The New York Times recently provided readers with an interesting discussion of the pros and cons of listing utility payments on credit reports.  The Times indicates that right now, most utilities do not furnish account data to the credit reporting agencies unless a consumer has fallen so far behind on payments that the utility has written off the account and turned it over to collections.

Because almost everyone has one or more utility accounts, listing the status of these accounts on all credit reports would provide a fuller picture of many consumers’ financial situation.  In particular, people who don’t have any debt have blank credit reports, which can make it difficult for them to borrow money when they wish to do so.  If utility bills were included on everyone’s credit report, people without debt would have some kind of credit score (based on whether they paid their utility bills on time or not), which might enable them to get credit when they wished.

Then again, it might not.  The Times suggests that many people who have no debt, but who do have utility bills, often pay those bills late.  If so, adding utility bills to credit reports would not help them get credit:  it would hinder them from doing so, because their only “credit” history would be a largely negative one.

The issue in the background here is whether the credit reporting agencies and other participants in the retail credit market should take affirmative steps to try and bring people who don’t have any credit accounts into the market for credit accounts.  Several years ago, Fannie Mae and Freddie Mac, as part of their mandate to help low-income and minority individuals buy homes, encouraged the credit reporting agencies to create special credit reports for people who didn’t have credit:  these reports used letters from local businesses, who had given someone an item on layaway or on informal credit, to establish a kind of credit score that might enable some people to take out mortgages and buy their first home.  Defaults on these mortgages spurred lawsuits and posed the question of whether Fannie and Freddie should have encouraged these “special” reports in the first instance.  One could ask the same question about credit scores based on utility bills.

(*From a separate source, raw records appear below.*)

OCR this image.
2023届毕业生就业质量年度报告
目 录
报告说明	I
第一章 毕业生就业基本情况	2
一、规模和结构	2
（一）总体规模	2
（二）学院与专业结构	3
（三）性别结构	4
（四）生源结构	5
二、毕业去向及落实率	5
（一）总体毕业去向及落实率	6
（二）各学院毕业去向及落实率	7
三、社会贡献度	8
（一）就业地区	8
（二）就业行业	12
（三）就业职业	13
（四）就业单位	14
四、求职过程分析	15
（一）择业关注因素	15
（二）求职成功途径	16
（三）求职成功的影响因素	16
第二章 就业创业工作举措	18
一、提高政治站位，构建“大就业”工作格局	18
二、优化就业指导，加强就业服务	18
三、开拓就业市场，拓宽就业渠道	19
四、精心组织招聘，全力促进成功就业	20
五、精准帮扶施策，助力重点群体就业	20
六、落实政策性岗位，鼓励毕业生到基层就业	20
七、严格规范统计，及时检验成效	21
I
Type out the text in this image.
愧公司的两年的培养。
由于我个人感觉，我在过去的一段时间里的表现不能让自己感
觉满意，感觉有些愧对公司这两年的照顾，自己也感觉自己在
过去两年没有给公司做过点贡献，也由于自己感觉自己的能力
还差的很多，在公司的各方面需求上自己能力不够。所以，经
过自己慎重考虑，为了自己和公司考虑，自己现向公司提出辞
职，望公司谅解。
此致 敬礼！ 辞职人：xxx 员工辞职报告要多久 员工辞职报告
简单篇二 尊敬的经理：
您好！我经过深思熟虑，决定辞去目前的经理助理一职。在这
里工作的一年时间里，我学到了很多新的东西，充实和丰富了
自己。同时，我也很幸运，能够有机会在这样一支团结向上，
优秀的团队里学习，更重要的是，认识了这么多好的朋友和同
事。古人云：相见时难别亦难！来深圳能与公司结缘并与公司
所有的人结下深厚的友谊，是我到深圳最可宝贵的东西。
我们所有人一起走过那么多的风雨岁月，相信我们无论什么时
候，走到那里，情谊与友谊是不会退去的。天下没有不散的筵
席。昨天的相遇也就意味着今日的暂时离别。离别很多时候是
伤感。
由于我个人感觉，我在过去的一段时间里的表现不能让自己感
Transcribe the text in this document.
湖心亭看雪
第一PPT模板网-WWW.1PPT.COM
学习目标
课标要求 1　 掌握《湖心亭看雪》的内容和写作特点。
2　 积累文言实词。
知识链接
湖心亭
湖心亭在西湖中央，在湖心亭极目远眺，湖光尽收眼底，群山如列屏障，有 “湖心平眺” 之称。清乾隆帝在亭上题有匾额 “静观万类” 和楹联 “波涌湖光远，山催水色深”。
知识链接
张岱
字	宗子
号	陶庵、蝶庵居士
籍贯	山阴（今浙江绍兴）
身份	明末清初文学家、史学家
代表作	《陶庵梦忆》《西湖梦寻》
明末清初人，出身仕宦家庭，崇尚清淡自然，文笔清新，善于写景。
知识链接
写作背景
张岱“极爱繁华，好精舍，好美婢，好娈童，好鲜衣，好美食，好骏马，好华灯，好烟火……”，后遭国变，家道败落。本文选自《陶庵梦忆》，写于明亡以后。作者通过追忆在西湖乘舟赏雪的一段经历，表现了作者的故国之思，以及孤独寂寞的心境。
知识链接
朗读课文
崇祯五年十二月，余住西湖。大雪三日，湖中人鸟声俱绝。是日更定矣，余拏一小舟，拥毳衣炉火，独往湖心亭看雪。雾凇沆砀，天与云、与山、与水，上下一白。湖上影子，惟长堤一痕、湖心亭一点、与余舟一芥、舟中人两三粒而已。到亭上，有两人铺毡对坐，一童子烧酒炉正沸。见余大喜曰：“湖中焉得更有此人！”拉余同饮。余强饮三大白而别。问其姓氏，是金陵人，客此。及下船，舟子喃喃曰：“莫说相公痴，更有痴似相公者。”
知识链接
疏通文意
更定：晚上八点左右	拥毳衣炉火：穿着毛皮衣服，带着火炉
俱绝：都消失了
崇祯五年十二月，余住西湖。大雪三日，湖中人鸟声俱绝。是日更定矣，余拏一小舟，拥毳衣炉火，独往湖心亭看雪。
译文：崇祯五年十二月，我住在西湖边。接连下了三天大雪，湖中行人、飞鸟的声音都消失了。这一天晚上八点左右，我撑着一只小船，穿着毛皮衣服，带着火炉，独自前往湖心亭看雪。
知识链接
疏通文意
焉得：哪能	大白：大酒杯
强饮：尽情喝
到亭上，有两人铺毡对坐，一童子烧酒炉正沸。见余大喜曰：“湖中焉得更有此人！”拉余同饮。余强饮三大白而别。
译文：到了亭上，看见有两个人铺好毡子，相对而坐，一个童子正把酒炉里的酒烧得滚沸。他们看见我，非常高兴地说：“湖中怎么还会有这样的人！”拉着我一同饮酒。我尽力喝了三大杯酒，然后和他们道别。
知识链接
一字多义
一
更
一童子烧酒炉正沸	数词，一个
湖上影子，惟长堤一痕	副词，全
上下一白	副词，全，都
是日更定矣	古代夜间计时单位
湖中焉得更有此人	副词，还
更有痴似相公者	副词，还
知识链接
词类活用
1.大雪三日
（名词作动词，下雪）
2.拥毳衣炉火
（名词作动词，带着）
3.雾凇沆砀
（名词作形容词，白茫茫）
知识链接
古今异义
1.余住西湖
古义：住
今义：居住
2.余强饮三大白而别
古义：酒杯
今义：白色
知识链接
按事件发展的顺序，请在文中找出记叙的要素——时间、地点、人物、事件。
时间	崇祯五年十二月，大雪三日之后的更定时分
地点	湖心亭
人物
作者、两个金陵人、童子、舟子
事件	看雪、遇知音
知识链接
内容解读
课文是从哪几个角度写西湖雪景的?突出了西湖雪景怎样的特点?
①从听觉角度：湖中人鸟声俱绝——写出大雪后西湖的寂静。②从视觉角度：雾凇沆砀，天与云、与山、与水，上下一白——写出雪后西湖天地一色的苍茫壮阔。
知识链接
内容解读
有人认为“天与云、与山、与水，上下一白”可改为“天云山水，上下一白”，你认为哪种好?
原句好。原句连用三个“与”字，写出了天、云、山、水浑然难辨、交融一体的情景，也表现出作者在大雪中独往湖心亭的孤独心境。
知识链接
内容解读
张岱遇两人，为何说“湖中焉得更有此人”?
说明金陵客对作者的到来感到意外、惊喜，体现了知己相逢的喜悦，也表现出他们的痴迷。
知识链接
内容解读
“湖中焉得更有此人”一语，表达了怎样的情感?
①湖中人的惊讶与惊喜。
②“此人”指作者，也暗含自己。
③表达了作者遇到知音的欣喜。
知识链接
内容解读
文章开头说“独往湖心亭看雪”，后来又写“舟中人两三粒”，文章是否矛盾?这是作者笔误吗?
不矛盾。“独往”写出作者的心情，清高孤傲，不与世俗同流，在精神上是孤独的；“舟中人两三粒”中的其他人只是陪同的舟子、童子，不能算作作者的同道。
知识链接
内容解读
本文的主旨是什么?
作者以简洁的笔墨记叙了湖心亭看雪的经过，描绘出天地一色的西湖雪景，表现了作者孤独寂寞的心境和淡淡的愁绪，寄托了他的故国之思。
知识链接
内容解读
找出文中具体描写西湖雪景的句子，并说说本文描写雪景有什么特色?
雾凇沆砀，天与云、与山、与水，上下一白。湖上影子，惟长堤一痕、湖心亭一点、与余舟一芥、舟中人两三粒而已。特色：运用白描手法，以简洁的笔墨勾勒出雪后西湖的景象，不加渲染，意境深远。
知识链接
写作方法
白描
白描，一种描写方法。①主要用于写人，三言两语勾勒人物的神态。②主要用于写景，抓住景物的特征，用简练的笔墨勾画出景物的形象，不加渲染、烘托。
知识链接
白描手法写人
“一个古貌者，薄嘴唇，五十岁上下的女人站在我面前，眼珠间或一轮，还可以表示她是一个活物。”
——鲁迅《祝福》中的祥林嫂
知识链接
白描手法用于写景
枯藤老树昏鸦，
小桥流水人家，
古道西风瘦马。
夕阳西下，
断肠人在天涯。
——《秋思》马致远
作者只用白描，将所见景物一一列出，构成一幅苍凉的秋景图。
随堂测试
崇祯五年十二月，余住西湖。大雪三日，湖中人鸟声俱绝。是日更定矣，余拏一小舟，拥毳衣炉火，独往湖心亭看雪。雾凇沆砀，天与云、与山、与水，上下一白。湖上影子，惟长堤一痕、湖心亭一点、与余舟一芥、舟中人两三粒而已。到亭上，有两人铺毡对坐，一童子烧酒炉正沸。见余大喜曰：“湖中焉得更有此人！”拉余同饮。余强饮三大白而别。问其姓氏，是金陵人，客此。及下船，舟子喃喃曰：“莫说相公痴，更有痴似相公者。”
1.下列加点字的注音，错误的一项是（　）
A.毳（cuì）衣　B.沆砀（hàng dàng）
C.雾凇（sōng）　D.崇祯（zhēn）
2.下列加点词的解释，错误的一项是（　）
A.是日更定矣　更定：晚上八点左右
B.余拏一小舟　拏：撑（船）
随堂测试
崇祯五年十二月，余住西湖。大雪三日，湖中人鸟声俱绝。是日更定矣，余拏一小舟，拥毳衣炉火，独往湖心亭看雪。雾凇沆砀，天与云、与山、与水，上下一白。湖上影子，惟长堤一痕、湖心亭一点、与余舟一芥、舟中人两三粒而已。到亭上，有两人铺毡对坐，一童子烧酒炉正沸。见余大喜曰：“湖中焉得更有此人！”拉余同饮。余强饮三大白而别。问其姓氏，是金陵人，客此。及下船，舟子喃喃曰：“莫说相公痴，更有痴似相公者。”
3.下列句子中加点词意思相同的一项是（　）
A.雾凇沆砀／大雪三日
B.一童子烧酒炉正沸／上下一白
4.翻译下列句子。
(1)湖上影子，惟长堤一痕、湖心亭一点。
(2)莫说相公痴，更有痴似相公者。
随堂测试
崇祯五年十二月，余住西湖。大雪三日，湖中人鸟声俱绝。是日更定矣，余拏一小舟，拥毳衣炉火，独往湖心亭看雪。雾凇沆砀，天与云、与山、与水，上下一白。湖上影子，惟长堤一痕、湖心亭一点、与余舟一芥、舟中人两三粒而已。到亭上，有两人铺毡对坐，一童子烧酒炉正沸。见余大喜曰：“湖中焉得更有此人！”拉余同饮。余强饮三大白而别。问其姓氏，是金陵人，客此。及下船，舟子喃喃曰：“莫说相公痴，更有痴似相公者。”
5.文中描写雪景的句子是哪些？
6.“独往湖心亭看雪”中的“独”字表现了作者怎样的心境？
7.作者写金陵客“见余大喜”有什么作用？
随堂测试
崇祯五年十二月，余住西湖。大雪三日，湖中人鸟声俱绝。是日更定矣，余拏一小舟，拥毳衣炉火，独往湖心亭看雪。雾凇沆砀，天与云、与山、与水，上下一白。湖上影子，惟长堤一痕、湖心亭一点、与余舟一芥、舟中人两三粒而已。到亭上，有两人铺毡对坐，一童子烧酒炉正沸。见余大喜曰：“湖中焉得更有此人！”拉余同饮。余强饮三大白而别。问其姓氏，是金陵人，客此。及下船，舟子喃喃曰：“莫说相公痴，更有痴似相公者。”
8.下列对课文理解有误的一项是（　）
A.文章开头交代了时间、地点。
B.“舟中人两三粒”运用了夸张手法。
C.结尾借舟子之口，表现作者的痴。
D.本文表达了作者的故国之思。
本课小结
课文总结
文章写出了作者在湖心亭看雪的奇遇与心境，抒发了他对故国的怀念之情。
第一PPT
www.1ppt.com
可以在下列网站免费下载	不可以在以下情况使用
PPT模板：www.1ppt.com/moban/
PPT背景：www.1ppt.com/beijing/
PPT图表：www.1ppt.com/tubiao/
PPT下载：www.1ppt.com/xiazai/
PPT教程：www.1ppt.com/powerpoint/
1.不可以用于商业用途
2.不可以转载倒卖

One final note:  the Times doesn’t mention this, but people who sign up for a “budget plan” with a utility are more likely to see that utility bill appear on their credit reports.  A consumer who starts a budget plan with a gas company in November may agree to pay $100 per month year round.  This consumer would therefore pay $100 per month in December and January, when gas bills might reach $200 per month, and continue to pay $100 per month in June and July, when gas bills might be $0 or close to it.  The utility would in essence be extending credit in the winter months to be repaid in the summer months, and it would therefore be more likely to list the “budget plan” account on a credit reporting agency’s credit report.